И все же, когда он заговорил, голос был мягким и вкрадчивым. В нем звучал вежливый упрек, словно он пытался наставить на истинный путь расшалившегося ребенка.
– Послушайте, генерал, что это? Я только что услышал какой–то странный, еле слышный щелчок. Именно такие щелчки раздаются в телефонной трубке, когда какие–то любопытные самоуверенные наглецы подключаются к линии и начинают хлопать ушами или когда кто–нибудь подключает записывающее устройство. Не люблю, когда подслушивают мои разговоры. Я категорически против записи личных разговоров. Вам незачем заниматься этим. Незачем, если хотите снова увидеть свою дочь живой и невредимой… Вот так–то лучше… И прошу, генерал, не пускайтесь на хитрости и не пытайтесь поручить кому–либо подключиться к нашему разговору или позвонить копам по другому телефону, чтобы просить их установить, откуда я звоню. Ровно через две минуты нас здесь не будет. Что мне ответите? Только, пожалуйста, побыстрее.
Воцарилась еще одна короткая пауза. Потом Яблонский добродушно рассмеялся.

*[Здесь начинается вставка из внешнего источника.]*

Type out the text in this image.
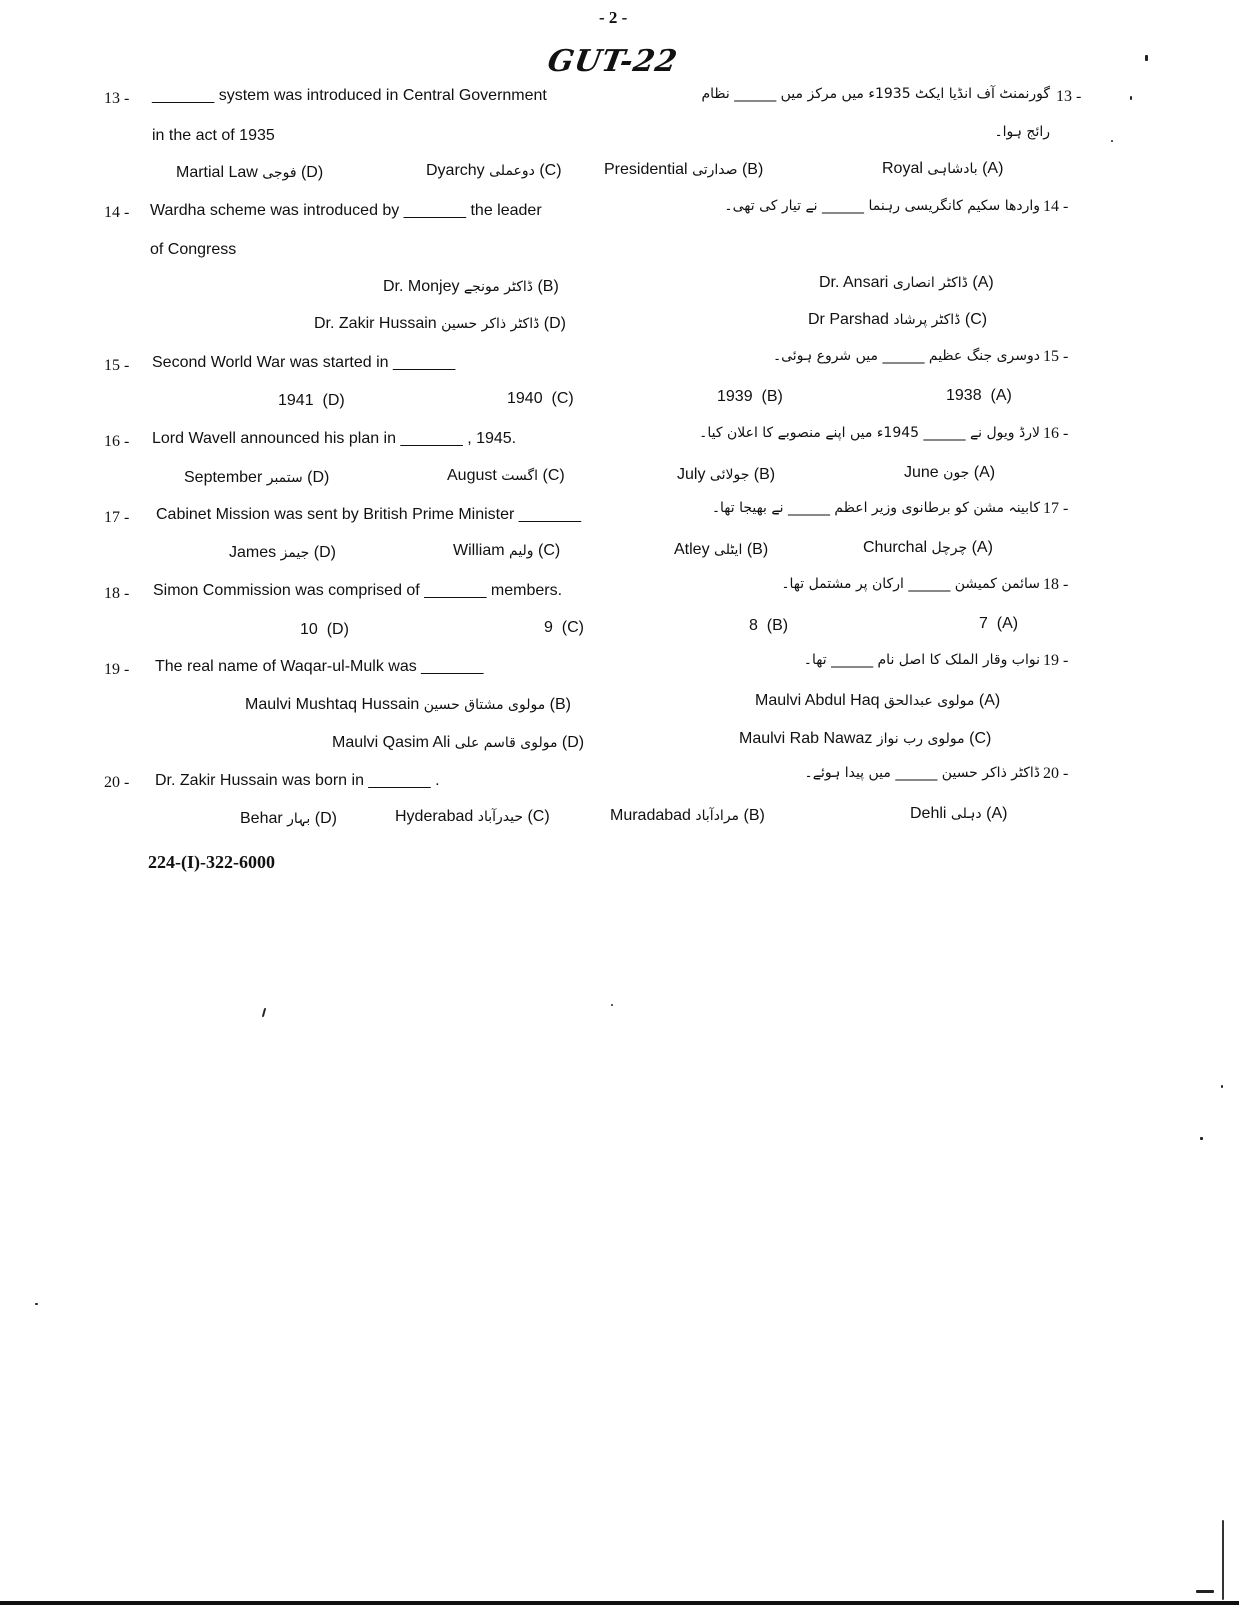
- 2 -
GUT-22
13 - _______ system was introduced in Central Government
in the act of 1935
گورنمنٹ آف انڈیا ایکٹ 1935ء میں مرکز میں ______ نظام
رائج ہوا۔
13 -
Martial Law فوجی (D)	Dyarchy دوعملی (C)	Presidential صدارتی (B)	Royal بادشاہی (A)
14 - Wardha scheme was introduced by _______ the leader
of Congress
واردھا سکیم کانگریسی رہنما ______ نے تیار کی تھی۔ 14 -
Dr. Monjey ڈاکٹر مونجے (B)	Dr. Ansari ڈاکٹر انصاری (A)
Dr. Zakir Hussain ڈاکٹر ذاکر حسین (D)	Dr Parshad ڈاکٹر پرشاد (C)
15 - Second World War was started in _______	دوسری جنگ عظیم ______ میں شروع ہوئی۔ 15 -
1941 (D)	1940 (C)	1939 (B)	1938 (A)
16 - Lord Wavell announced his plan in _______ , 1945.	لارڈ ویول نے ______ 1945ء میں اپنے منصوبے کا اعلان کیا۔ 16 -
September ستمبر (D)	August اگست (C)	July جولائی (B)	June جون (A)
17 - Cabinet Mission was sent by British Prime Minister _______	کابینہ مشن کو برطانوی وزیر اعظم ______ نے بھیجا تھا۔ 17 -
James جیمز (D)	William ولیم (C)	Atley ایٹلی (B)	Churchal چرچل (A)
18 - Simon Commission was comprised of _______ members.	سائمن کمیشن ______ ارکان پر مشتمل تھا۔ 18 -
10 (D)	9 (C)	8 (B)	7 (A)
19 - The real name of Waqar-ul-Mulk was _______	نواب وقار الملک کا اصل نام ______ تھا۔ 19 -
Maulvi Mushtaq Hussain مولوی مشتاق حسین (B)	Maulvi Abdul Haq مولوی عبدالحق (A)
Maulvi Qasim Ali مولوی قاسم علی (D)	Maulvi Rab Nawaz مولوی رب نواز (C)
20 - Dr. Zakir Hussain was born in _______ .	ڈاکٹر ذاکر حسین ______ میں پیدا ہوئے۔ 20 -
Behar بہار (D)	Hyderabad حیدرآباد (C)	Muradabad مرادآباد (B)	Dehli دہلی (A)
224-(I)-322-6000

– Вы говорите, что я угрожаю вам, генерал? Шантажирую, генерал? Называете это киднепингом, генерал? Не будьте таким наивным человеком, генерал. Закона, который запретил бы бежать от опасного убийцы, не существует. Даже если этот преступник и убийца совершил киднепинг и держит вашу дочь в качестве заложницы. Я просто уйду и оставлю их вдвоем. Вы что решили поторговаться за жизнь дочери, генерал? Неужели и вправду считаете, что дочь не стоит 1/50 доли процента вашего состояния? Неужели эта цена слишком высока для любящего отца? Да, она здесь и слышит весь наш разговор, генерал. Интересно, что она подумает о вас, генерал? Неужели вы готовы пожертвовать жизнью дочери ради пуговицы от старого ботинка? Ведь для вас сумма в 50 тысяч баксов – такая мелочь, о которой и говорить–то нечего. Да, конечно, вы можете поговорить с ней, – он кивком подозвал девушку. Она подбежала к телефону и выхватила у Яблонского трубку.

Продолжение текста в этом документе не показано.